2025 AIChE Annual Meeting

Heross: High-Throughput Exploration and Reprogramming of Sortase Specificity

Sortases are cysteine transpeptidases found predominantly in Gram-positive bacteria that catalyze covalent attachment of surface proteins to the peptidoglycan wall. This reaction is initiated by sortase recognizing a pentapeptide motif, most commonly LPXTG in canonical SrtA, located near the C-terminus of substrate proteins[1]. The enzyme cleaves the peptide bond between threonine and glycine to ligate it to a nucleophile, forming a new covalent bond. Beyond their natural role as a bacterial virulence enabler, sortases have been widely adopted as a tool for site-specific bioconjugation and protein labeling. However, sortase-catalyzed reactions have a low turnover rate, often requiring excess substrate, and are limited to proteins that either naturally contain the substrate or are genetically modified to display it. There are also multiple families of sortases whose substrate specificity has not yet been completely explored. Thus, there is a need to improve the catalytic efficiency of sortases through either protein engineering or by profiling their specificity to find better substrates in a high-throughput manner.

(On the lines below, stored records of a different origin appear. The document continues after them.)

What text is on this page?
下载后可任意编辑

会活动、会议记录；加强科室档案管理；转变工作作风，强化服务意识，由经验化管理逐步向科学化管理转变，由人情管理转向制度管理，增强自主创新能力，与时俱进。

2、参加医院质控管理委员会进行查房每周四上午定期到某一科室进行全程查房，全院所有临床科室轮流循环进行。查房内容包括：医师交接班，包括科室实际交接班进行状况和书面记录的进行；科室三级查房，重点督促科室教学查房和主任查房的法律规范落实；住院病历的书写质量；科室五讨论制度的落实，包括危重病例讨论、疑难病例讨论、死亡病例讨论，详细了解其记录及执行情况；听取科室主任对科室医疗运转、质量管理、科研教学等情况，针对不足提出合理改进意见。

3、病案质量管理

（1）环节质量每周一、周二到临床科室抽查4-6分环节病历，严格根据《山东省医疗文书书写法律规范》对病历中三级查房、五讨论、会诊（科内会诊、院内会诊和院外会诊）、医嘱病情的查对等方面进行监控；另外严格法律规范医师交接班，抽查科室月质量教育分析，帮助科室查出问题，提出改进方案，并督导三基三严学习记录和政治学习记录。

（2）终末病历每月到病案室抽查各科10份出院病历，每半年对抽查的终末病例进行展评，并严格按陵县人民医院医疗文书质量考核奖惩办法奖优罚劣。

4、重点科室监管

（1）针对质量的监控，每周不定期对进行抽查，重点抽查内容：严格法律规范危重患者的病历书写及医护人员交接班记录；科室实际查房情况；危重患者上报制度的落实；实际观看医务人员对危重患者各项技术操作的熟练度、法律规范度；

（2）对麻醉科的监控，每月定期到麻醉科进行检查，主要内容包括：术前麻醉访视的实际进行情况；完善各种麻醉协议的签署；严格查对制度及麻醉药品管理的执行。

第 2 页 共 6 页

To address these challenges, we developed HEROSS, a high-throughput yeast-based platform to reprogram and profile sortase substrate specificity. Using HEROSS with a DNA-encoded library of LPETXXX followed by multiple rounds of enrichment of improved substrates through flow-assisted cell cytometry (FACS) and data analysis on next-generation sequencing data, we have elucidated multiple substrates showing increased in vitro activity relative to the known LPETAAA-AAA sort signal for Streptococcus pyogenes sortase A (Spy-SrtA). We have further investigated the role of the nucleophile in catalytic activity by creating a library of nucleophiles paired with a weak sort signal and enriching for nucleophiles that show improved ligation. Future applications of HEROSS include evolving sortases with enhanced catalytic activity and discovering inhibitors through a library of nanobodies to limit their role as virulence enablers in pathogens such as Streptococcus pneumoniae, a leading cause of pneumonia.